Another common issue is the frequency of compliance committee meetings. Usually, the compliance plan will specify how often the meetings are to be conducted. Although the compliance plan might specify that meetings are to be held monthly, perhaps the compliance committee has met only four times during the last 12 months. Again, what message does this send, not only to the outside world, but also to the compliance committee members themselves?

Let's go one step further and assume that the committee did not keep minutes, or that the minutes were maintained in a very sketchy format. How can anyone know what progress was made during the compliance committee meetings? Sometimes the meetings are, indeed, unproductive and stagnant; committee members say that they spin their wheels and don't make any progress because they discuss the same issues over and over. This sort of performance raises questions about the seriousness of the committee's efforts and the effectiveness of the compliance officer. Too often, organizations do not evaluate the compliance officer or the committee members on their performance.

Generally, compliance plans require periodic reporting to the board of directors; however, in many cases there is no evidence that such reports have been made.

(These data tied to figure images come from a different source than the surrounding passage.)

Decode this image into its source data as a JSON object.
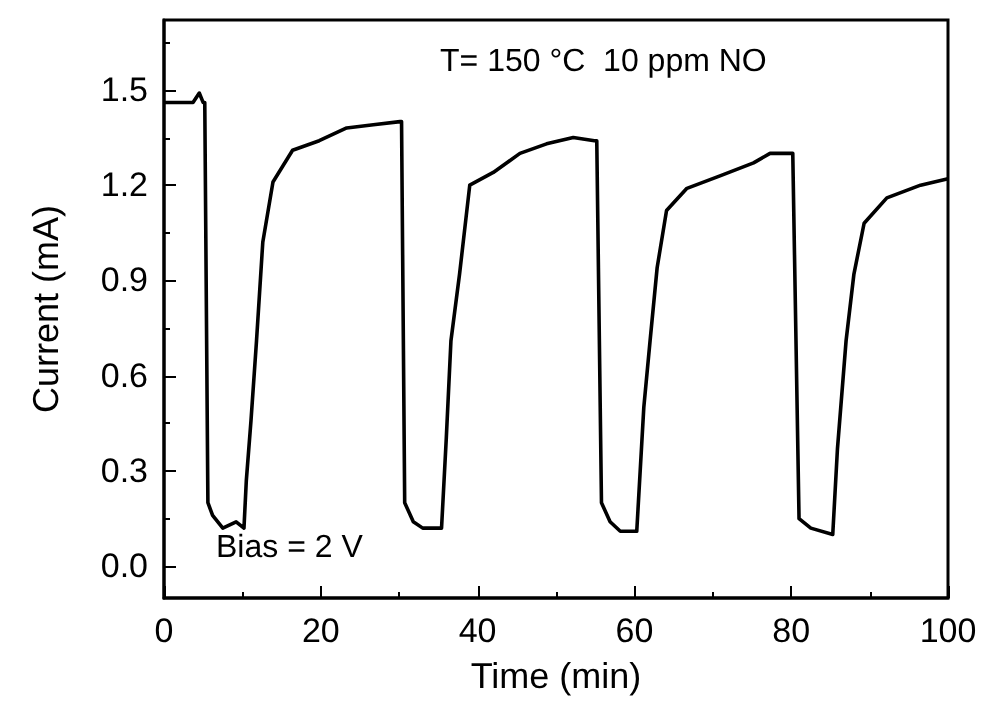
{
  "chart_data": {
    "type": "line",
    "xlabel": "Time (min)",
    "ylabel": "Current (mA)",
    "annotations": [
      "T= 150 °C  10 ppm NO",
      "Bias = 2 V"
    ],
    "xlim": [
      0,
      100
    ],
    "xticks": [
      0,
      20,
      40,
      60,
      80,
      100
    ],
    "ylim": [
      -0.1,
      1.72
    ],
    "yticks": [
      {
        "value": 0,
        "label": "0.0"
      },
      {
        "value": 0.3,
        "label": "0.3"
      },
      {
        "value": 0.6,
        "label": "0.6"
      },
      {
        "value": 0.9,
        "label": "0.9"
      },
      {
        "value": 1.2,
        "label": "1.2"
      },
      {
        "value": 1.5,
        "label": "1.5"
      }
    ],
    "grid": false,
    "marker": "none",
    "line_style": "solid",
    "series": [
      {
        "color": "#000000",
        "x": [
          0,
          3.7,
          4.5,
          5.0,
          5.2,
          5.6,
          6.2,
          7.5,
          9.2,
          10.2,
          10.5,
          11.1,
          11.8,
          12.6,
          13.9,
          16.4,
          19.8,
          23.3,
          26.7,
          30.1,
          30.3,
          30.7,
          31.8,
          33,
          35.4,
          36,
          36.6,
          37.7,
          39,
          42,
          45.4,
          48.8,
          52.2,
          54.9,
          55.2,
          55.8,
          56.9,
          58.2,
          60.3,
          61.2,
          62,
          62.9,
          64.1,
          66.7,
          71,
          75.2,
          77.3,
          79.9,
          80.2,
          81,
          82.5,
          85.3,
          85.9,
          87,
          88,
          89.3,
          92.2,
          96.5,
          100
        ],
        "values": [
          1.46,
          1.46,
          1.49,
          1.46,
          1.46,
          0.2,
          0.16,
          0.12,
          0.14,
          0.12,
          0.27,
          0.46,
          0.71,
          1.02,
          1.21,
          1.31,
          1.34,
          1.38,
          1.39,
          1.4,
          1.4,
          0.2,
          0.14,
          0.12,
          0.12,
          0.4,
          0.71,
          0.92,
          1.2,
          1.24,
          1.3,
          1.33,
          1.35,
          1.34,
          1.34,
          0.2,
          0.14,
          0.11,
          0.11,
          0.5,
          0.71,
          0.94,
          1.12,
          1.19,
          1.23,
          1.27,
          1.3,
          1.3,
          1.3,
          0.15,
          0.12,
          0.1,
          0.37,
          0.71,
          0.92,
          1.08,
          1.16,
          1.2,
          1.22
        ]
      }
    ]
  }
}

2. Standards of Conduct/Policies and Procedures
A compliance plan should either include the organization's standards of conduct, or these standards of conduct should be issued as a separate document. Regardless, they should be clearly written and disseminated to all employees and other affected persons. This, however, does not always occur. Often, people are confused in distinguishing between the compliance plan and the standards of conduct. Many employees mistakenly believe the standards of conduct are the organization's compliance plan. Every employee and other affected person should sign an acknowledgment form that they have received and read the standards of conduct, as well as the compliance plan.

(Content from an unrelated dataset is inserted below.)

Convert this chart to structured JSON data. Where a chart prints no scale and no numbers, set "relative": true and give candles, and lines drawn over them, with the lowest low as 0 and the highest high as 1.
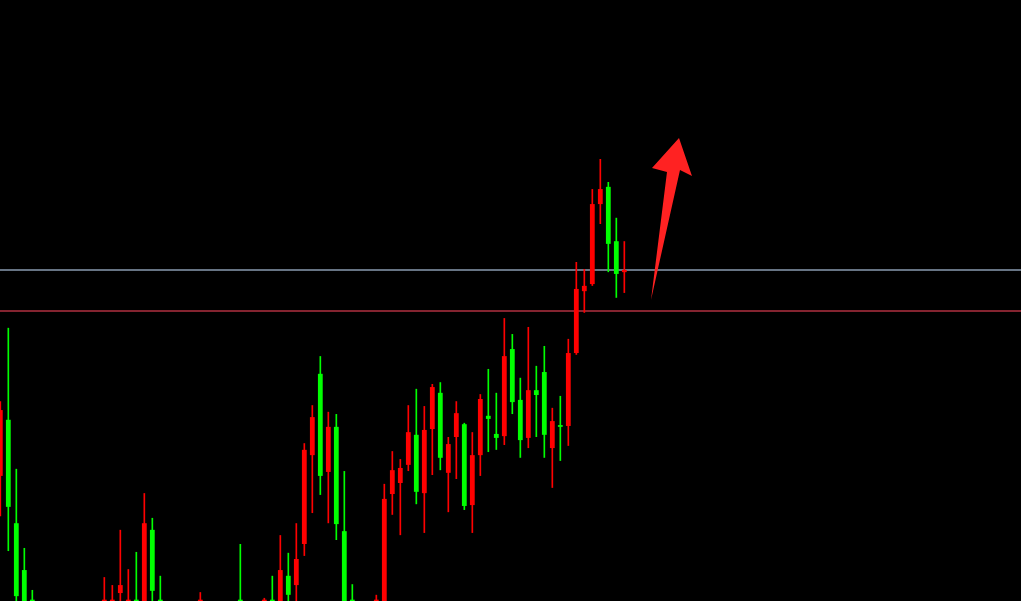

Organizations should be careful that the standards of conduct do not conflict with other policies. For example, the standards of conduct may say one thing and administrative or personnel policies may say something totally different, which can pose serious problems.

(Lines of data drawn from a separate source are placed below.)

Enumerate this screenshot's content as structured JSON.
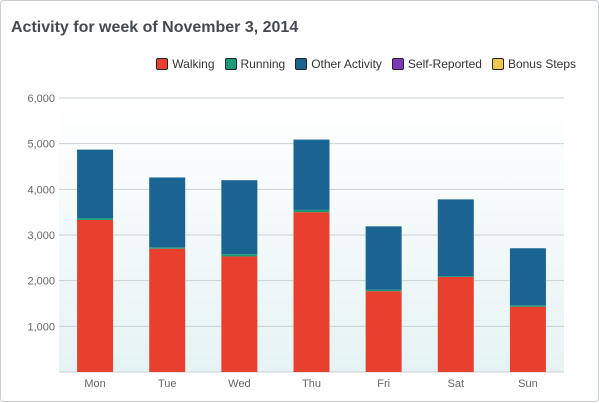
{
  "header": {
    "title": "Activity for week of November 3, 2014"
  },
  "chart_data": {
    "type": "bar",
    "stacked": true,
    "categories": [
      "Mon",
      "Tue",
      "Wed",
      "Thu",
      "Fri",
      "Sat",
      "Sun"
    ],
    "series": [
      {
        "name": "Walking",
        "color": "#e8402f",
        "values": [
          3330,
          2700,
          2530,
          3500,
          1770,
          2080,
          1430
        ]
      },
      {
        "name": "Running",
        "color": "#1a9a76",
        "values": [
          40,
          30,
          50,
          50,
          30,
          20,
          30
        ]
      },
      {
        "name": "Other Activity",
        "color": "#1a6494",
        "values": [
          1500,
          1530,
          1620,
          1540,
          1390,
          1680,
          1250
        ]
      },
      {
        "name": "Self-Reported",
        "color": "#7b3bb8",
        "values": [
          0,
          0,
          0,
          0,
          0,
          0,
          0
        ]
      },
      {
        "name": "Bonus Steps",
        "color": "#f2c84b",
        "values": [
          0,
          0,
          0,
          0,
          0,
          0,
          0
        ]
      }
    ],
    "ylim": [
      0,
      6000
    ],
    "yticks": [
      "6,000",
      "5,000",
      "4,000",
      "3,000",
      "2,000",
      "1,000"
    ],
    "ytick_values": [
      6000,
      5000,
      4000,
      3000,
      2000,
      1000
    ],
    "grid": true,
    "legend_position": "top-right"
  }
}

Policies and procedures also should be written and current. If policies and procedures are not presented in written format, employees may allege that they were told to do something by their supervisors that cannot be supported by written policies and procedures. Written policies and procedures provide clear guidance to employees, especially when new employees are hired. Policies and procedures should be updated regularly and accurately reflect the manner in which each department operates.